2H2O(l)=2H2(g) +O2(g)
the stress is an increase in pressure. If there is an increase in pressure, the reaction would go to the side of fewer moles. Even though the left side has no moles of gas, is the result still shifting to the left
No, in this case, the result would actually shift to the right, not to the left.
According to Le Chatelier's principle, an increase in pressure favors the side of the reaction with fewer moles of gas. In this reaction, there are no moles of gas on the left side, and there are 2 moles of gas on the right side (H2 and O2). Therefore, an increase in pressure would favor the formation of more gas molecules and push the reaction towards the right side, resulting in an increase in the production of H2 and O2 gases.
In the given reaction, 2H2O(l) = 2H2(g) + O2(g), the stress you mentioned is an increase in pressure.
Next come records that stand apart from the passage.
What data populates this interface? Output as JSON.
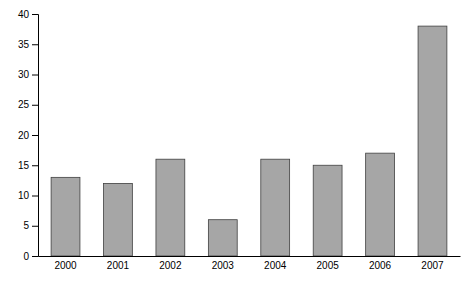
{
  "chart_data": {
    "type": "bar",
    "categories": [
      "2000",
      "2001",
      "2002",
      "2003",
      "2004",
      "2005",
      "2006",
      "2007"
    ],
    "values": [
      13,
      12,
      16,
      6,
      16,
      15,
      17,
      38
    ],
    "color": "#a6a6a6",
    "ylim": [
      0,
      40
    ],
    "yticks": [
      0,
      5,
      10,
      15,
      20,
      25,
      30,
      35,
      40
    ],
    "grid": false
  }
}
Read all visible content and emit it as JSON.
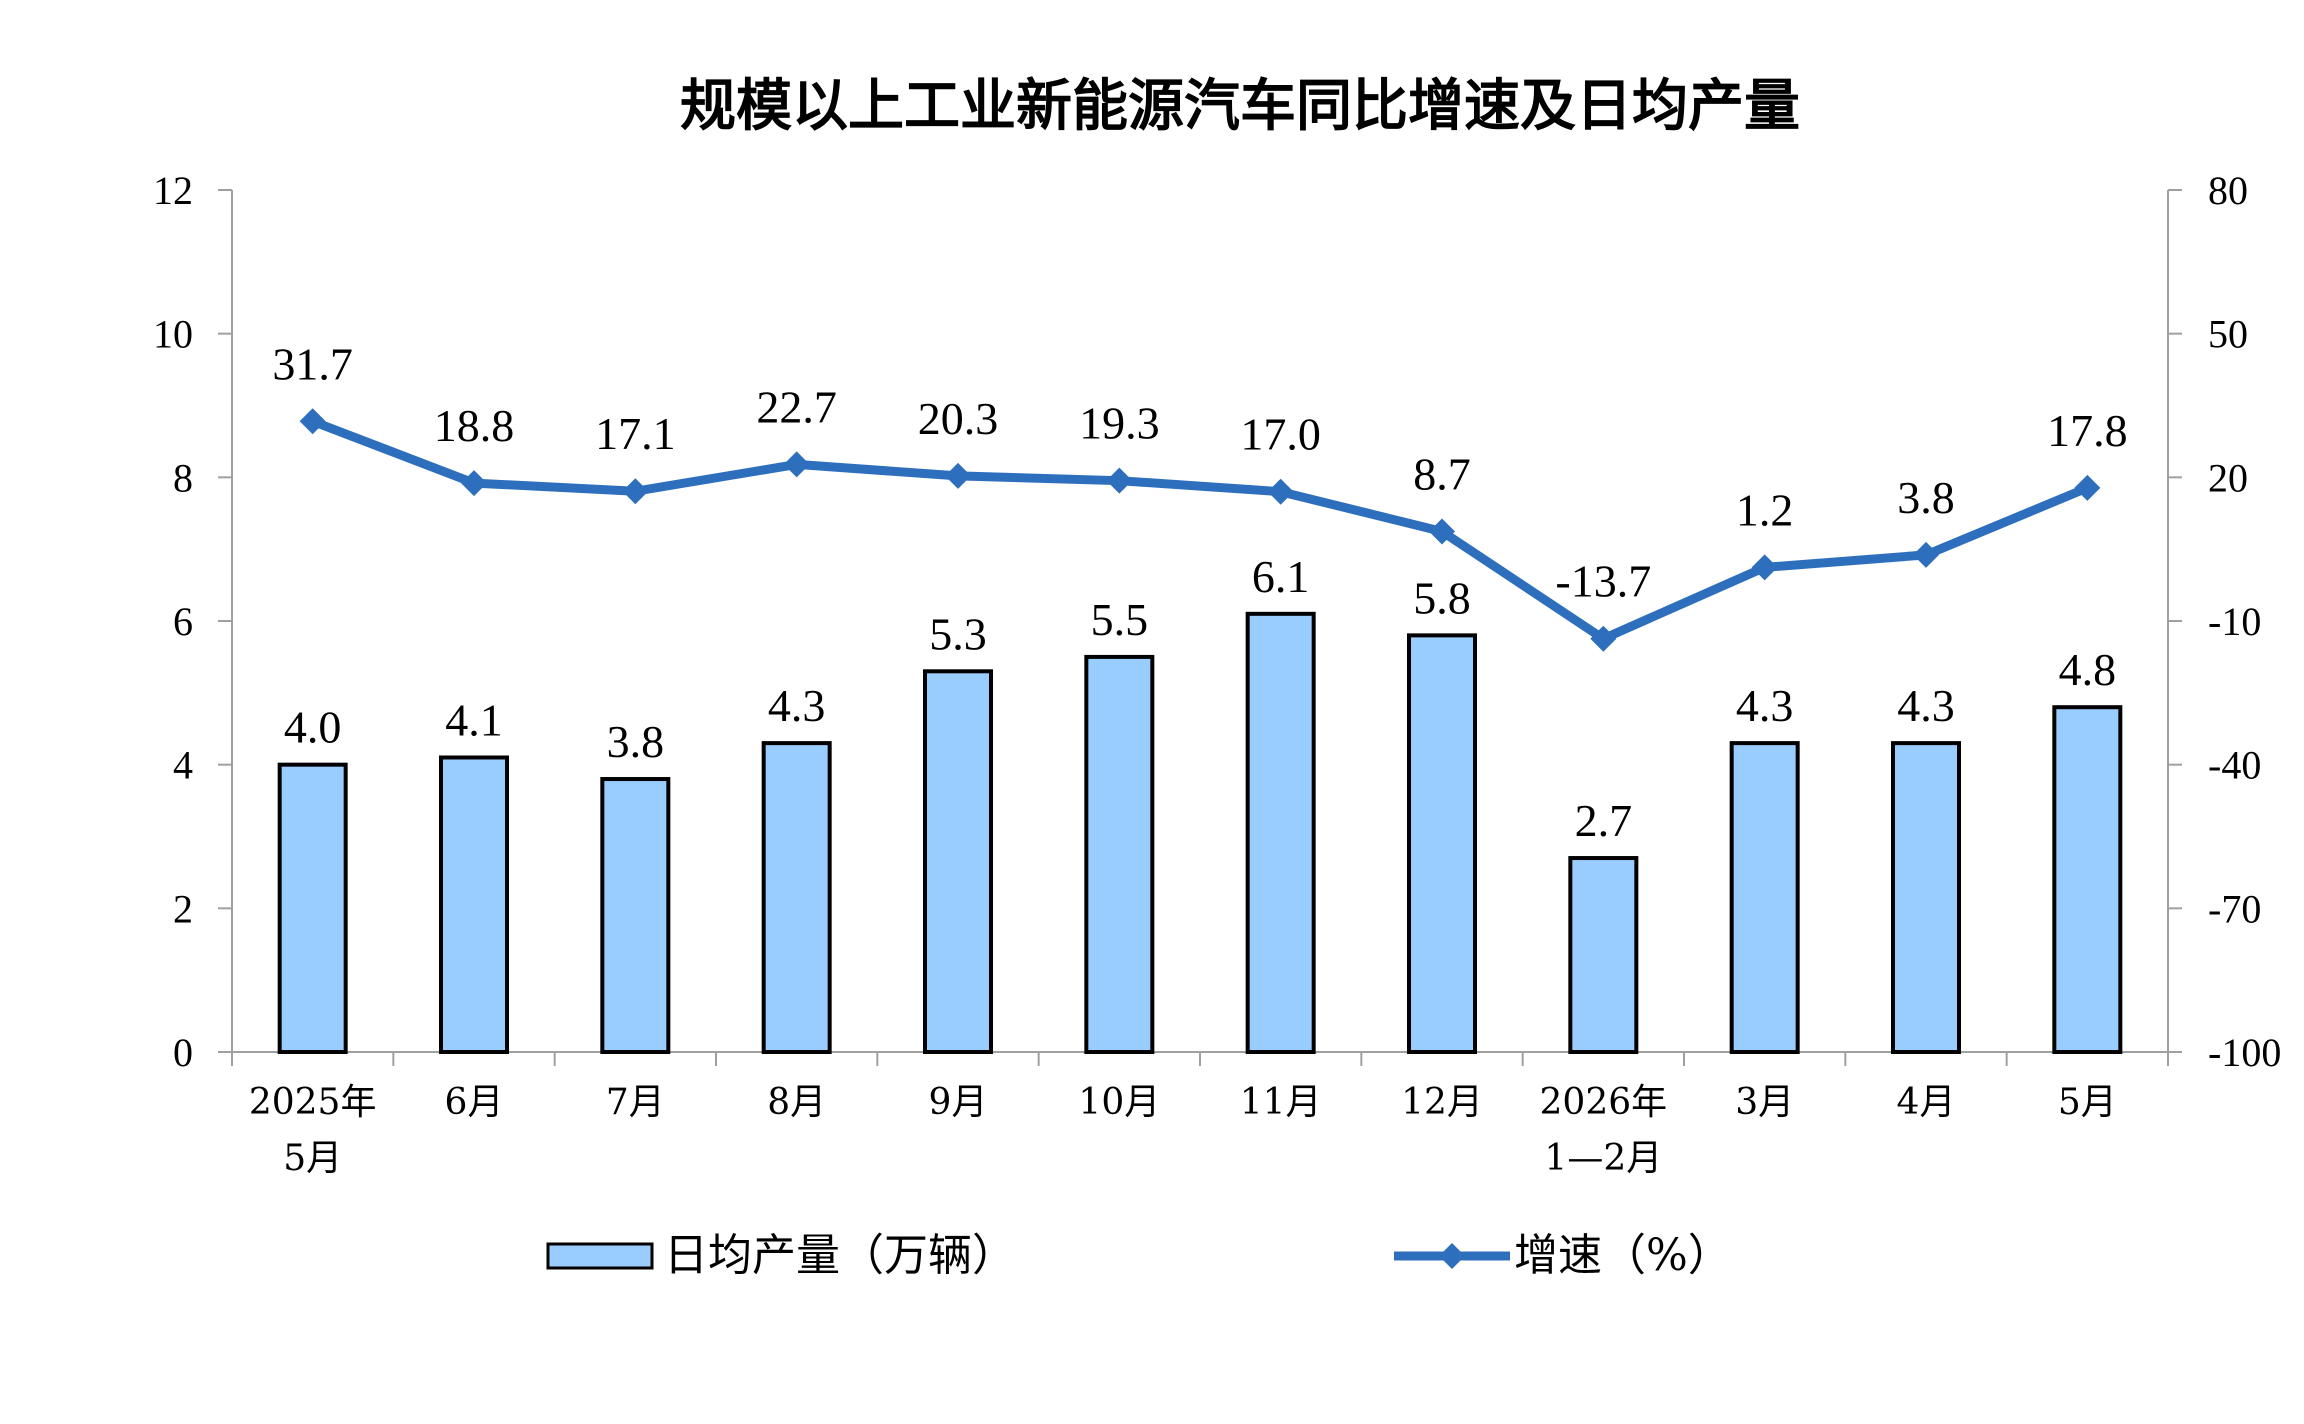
{
  "chart_data": {
    "type": "bar+line",
    "title": "规模以上工业新能源汽车同比增速及日均产量",
    "categories": [
      [
        "2025年",
        "5月"
      ],
      [
        "6月"
      ],
      [
        "7月"
      ],
      [
        "8月"
      ],
      [
        "9月"
      ],
      [
        "10月"
      ],
      [
        "11月"
      ],
      [
        "12月"
      ],
      [
        "2026年",
        "1—2月"
      ],
      [
        "3月"
      ],
      [
        "4月"
      ],
      [
        "5月"
      ]
    ],
    "left_axis": {
      "min": 0,
      "max": 12,
      "ticks": [
        "0",
        "2",
        "4",
        "6",
        "8",
        "10",
        "12"
      ]
    },
    "right_axis": {
      "min": -100,
      "max": 80,
      "ticks": [
        "-100",
        "-70",
        "-40",
        "-10",
        "20",
        "50",
        "80"
      ]
    },
    "bars": {
      "name": "日均产量（万辆）",
      "axis": "left",
      "color": "#99ccff",
      "values": [
        4.0,
        4.1,
        3.8,
        4.3,
        5.3,
        5.5,
        6.1,
        5.8,
        2.7,
        4.3,
        4.3,
        4.8
      ],
      "labels": [
        "4.0",
        "4.1",
        "3.8",
        "4.3",
        "5.3",
        "5.5",
        "6.1",
        "5.8",
        "2.7",
        "4.3",
        "4.3",
        "4.8"
      ]
    },
    "line": {
      "name": "增速（%）",
      "axis": "right",
      "color": "#2e6fbd",
      "values": [
        31.7,
        18.8,
        17.1,
        22.7,
        20.3,
        19.3,
        17.0,
        8.7,
        -13.7,
        1.2,
        3.8,
        17.8
      ],
      "labels": [
        "31.7",
        "18.8",
        "17.1",
        "22.7",
        "20.3",
        "19.3",
        "17.0",
        "8.7",
        "-13.7",
        "1.2",
        "3.8",
        "17.8"
      ]
    },
    "grid": false,
    "legend": "bottom"
  }
}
It is correct that an increase in pressure would typically cause the reaction to shift to the side with fewer moles of gas.
In this reaction, the left side has no moles of gas initially, while the right side has a total of 2 moles of gas (2 moles of H2). Based on the principle of Le Chatelier's principle, when pressure is increased, the equilibrium will shift to the side with fewer moles of gas to reduce the pressure.
In this case, since there are no moles of gas on the left side and 2 moles of gas on the right side, the reaction will shift to the left (toward the reactants) in order to reduce the pressure. As a result, more H2O(l) will be formed, leading to a decrease in the amount of H2(g) and O2(g).
It's important to note that this explanation relies on the assumption that the reaction is at equilibrium. If the reaction is not yet at equilibrium, the shifts and changes in concentrations would be different. To determine the exact effect, thermodynamic calculations or equilibrium constants would need to be considered.